The Supreme Court turned down North Carolina’s request on Wednesday to implement a restrictive voting law that a lower federal court blocked last month. The law would have imposed strict ID requirements, shortened early voting periods, and eliminated same-day voter registration, among other barriers to voting. Critics had said the 2013 law was racially discriminatory, and the 4th Circuit Court of Appeals last month agreed, observing that the state Legislature had targeted voting restrictions at African Americans “with almost surgical precision.”
The state waited 17 days after that decision to file an “emergency” request with the Supreme Court for a stay of the ruling, which would have allowed the state to proceed with the November election under the restrictive rules.
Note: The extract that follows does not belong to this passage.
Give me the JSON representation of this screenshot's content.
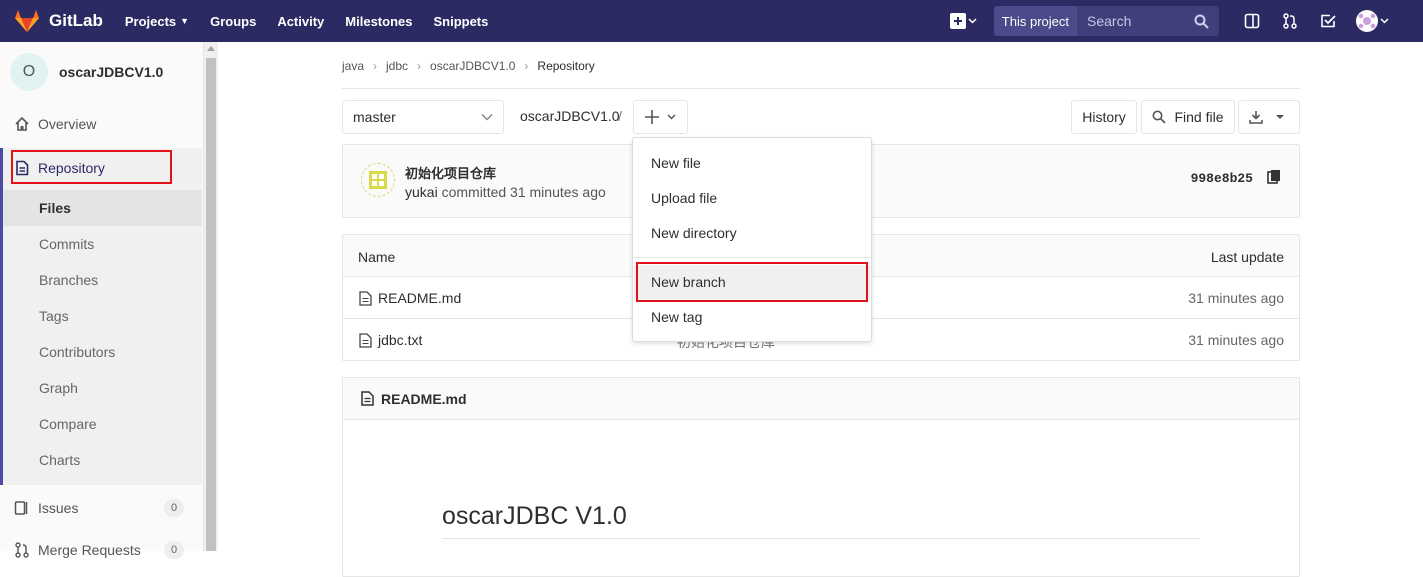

The eight-member court deadlocked 4-4 on Wednesday on whether to grant that request, falling short of the majority required for a stay of the lower court’s ruling. The February death of Justice Antonin Scalia once again affected the outcome of a highly politicized case, as his vote with the court’s four-member conservative bloc would have allowed North Carolina to proceed with its law.
The North Carolina law was one of the most dramatic and restrictive voting measures enacted in any state since the 1965 Voting Rights Act prohibited discrimination against minorities in voting. The Supreme Court itself paved the way for its passage in 2013 with its decision in Shelby County v. Holder, which gutted the section of the Voting Rights Act that required preclearance by the Department of Justice to enact changes affecting minority voting rights in areas with a long history of discrimination. North Carolina was one of those areas, and it initiated its voting law the day after the Shelby County decision came down.
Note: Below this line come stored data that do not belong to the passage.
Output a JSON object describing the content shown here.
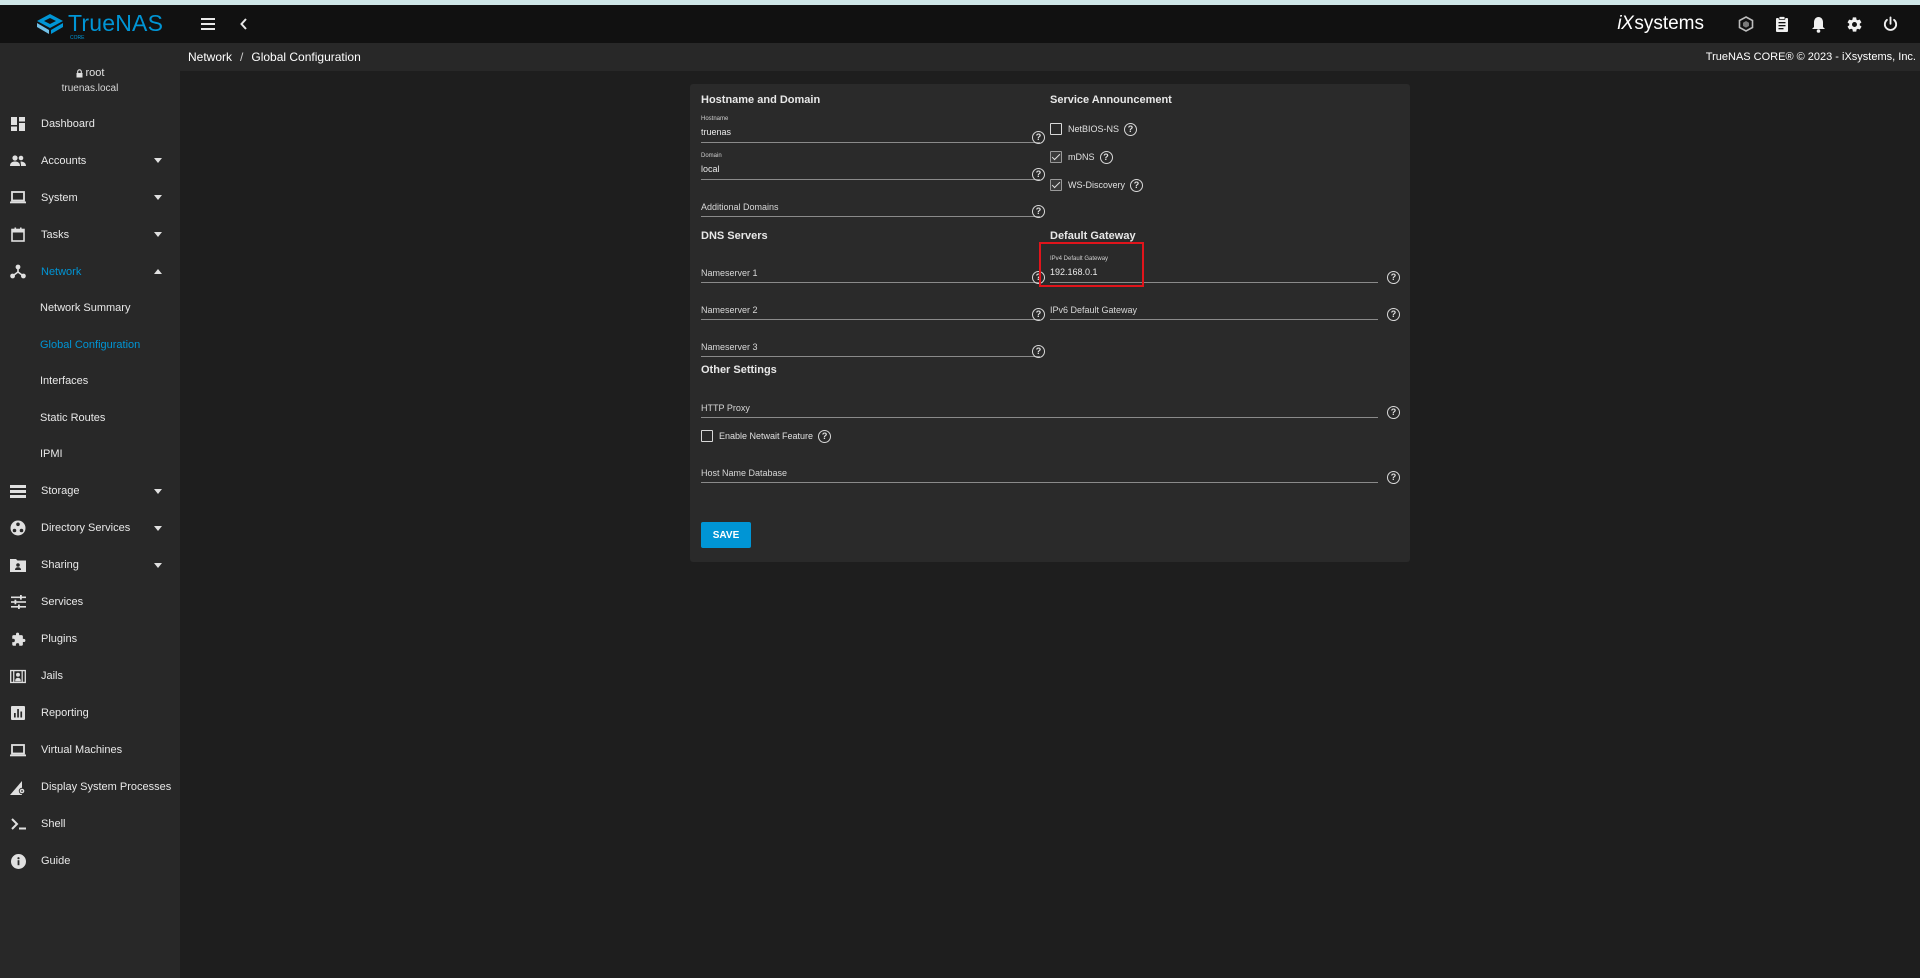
{
  "app": {
    "brand": "TrueNAS",
    "brand_sub": "CORE",
    "vendor_logo_a": "iX",
    "vendor_logo_b": "systems"
  },
  "topbar": {
    "icons": [
      "menu-icon",
      "chevron-left-icon",
      "truecommand-icon",
      "clipboard-icon",
      "bell-icon",
      "gear-icon",
      "power-icon"
    ]
  },
  "user": {
    "name": "root",
    "host": "truenas.local"
  },
  "nav": {
    "dashboard": "Dashboard",
    "accounts": "Accounts",
    "system": "System",
    "tasks": "Tasks",
    "network": "Network",
    "network_sub": {
      "summary": "Network Summary",
      "global": "Global Configuration",
      "interfaces": "Interfaces",
      "static_routes": "Static Routes",
      "ipmi": "IPMI"
    },
    "storage": "Storage",
    "directory": "Directory Services",
    "sharing": "Sharing",
    "services": "Services",
    "plugins": "Plugins",
    "jails": "Jails",
    "reporting": "Reporting",
    "vms": "Virtual Machines",
    "processes": "Display System Processes",
    "shell": "Shell",
    "guide": "Guide"
  },
  "breadcrumb": {
    "parent": "Network",
    "separator": "/",
    "current": "Global Configuration"
  },
  "copyright": "TrueNAS CORE® © 2023 - iXsystems, Inc.",
  "form": {
    "hostname_domain": {
      "title": "Hostname and Domain",
      "hostname_label": "Hostname",
      "hostname_value": "truenas",
      "domain_label": "Domain",
      "domain_value": "local",
      "additional_domains": "Additional Domains"
    },
    "service_announcement": {
      "title": "Service Announcement",
      "netbios": {
        "label": "NetBIOS-NS",
        "checked": false
      },
      "mdns": {
        "label": "mDNS",
        "checked": true
      },
      "wsd": {
        "label": "WS-Discovery",
        "checked": true
      }
    },
    "dns": {
      "title": "DNS Servers",
      "ns1": "Nameserver 1",
      "ns2": "Nameserver 2",
      "ns3": "Nameserver 3"
    },
    "gateway": {
      "title": "Default Gateway",
      "ipv4_label": "IPv4 Default Gateway",
      "ipv4_value": "192.168.0.1",
      "ipv6": "IPv6 Default Gateway"
    },
    "other": {
      "title": "Other Settings",
      "http_proxy": "HTTP Proxy",
      "netwait": {
        "label": "Enable Netwait Feature",
        "checked": false
      },
      "host_db": "Host Name Database"
    },
    "help_glyph": "?",
    "save_label": "SAVE"
  },
  "colors": {
    "accent": "#0095d5",
    "highlight": "#e0141b",
    "background": "#1e1e1e",
    "panel": "#2a2a2a"
  }
}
Allison Riggs, a senior attorney for the Southern Coalition for Social Justice who helped argue the case before the appeals court, issued the following statement after the decision:
The Supreme Court acted in the best interest of North Carolina voters, allowing elections this fall to proceed absent the cloud and concern of racially discriminatory voting laws. This decision opens the door for fair and full access to the democratic process for all voters. Hundreds of thousands of North Carolinians will now be able to vote without barriers. The voting booth is the one place where everyone is equal and where we all have the same say.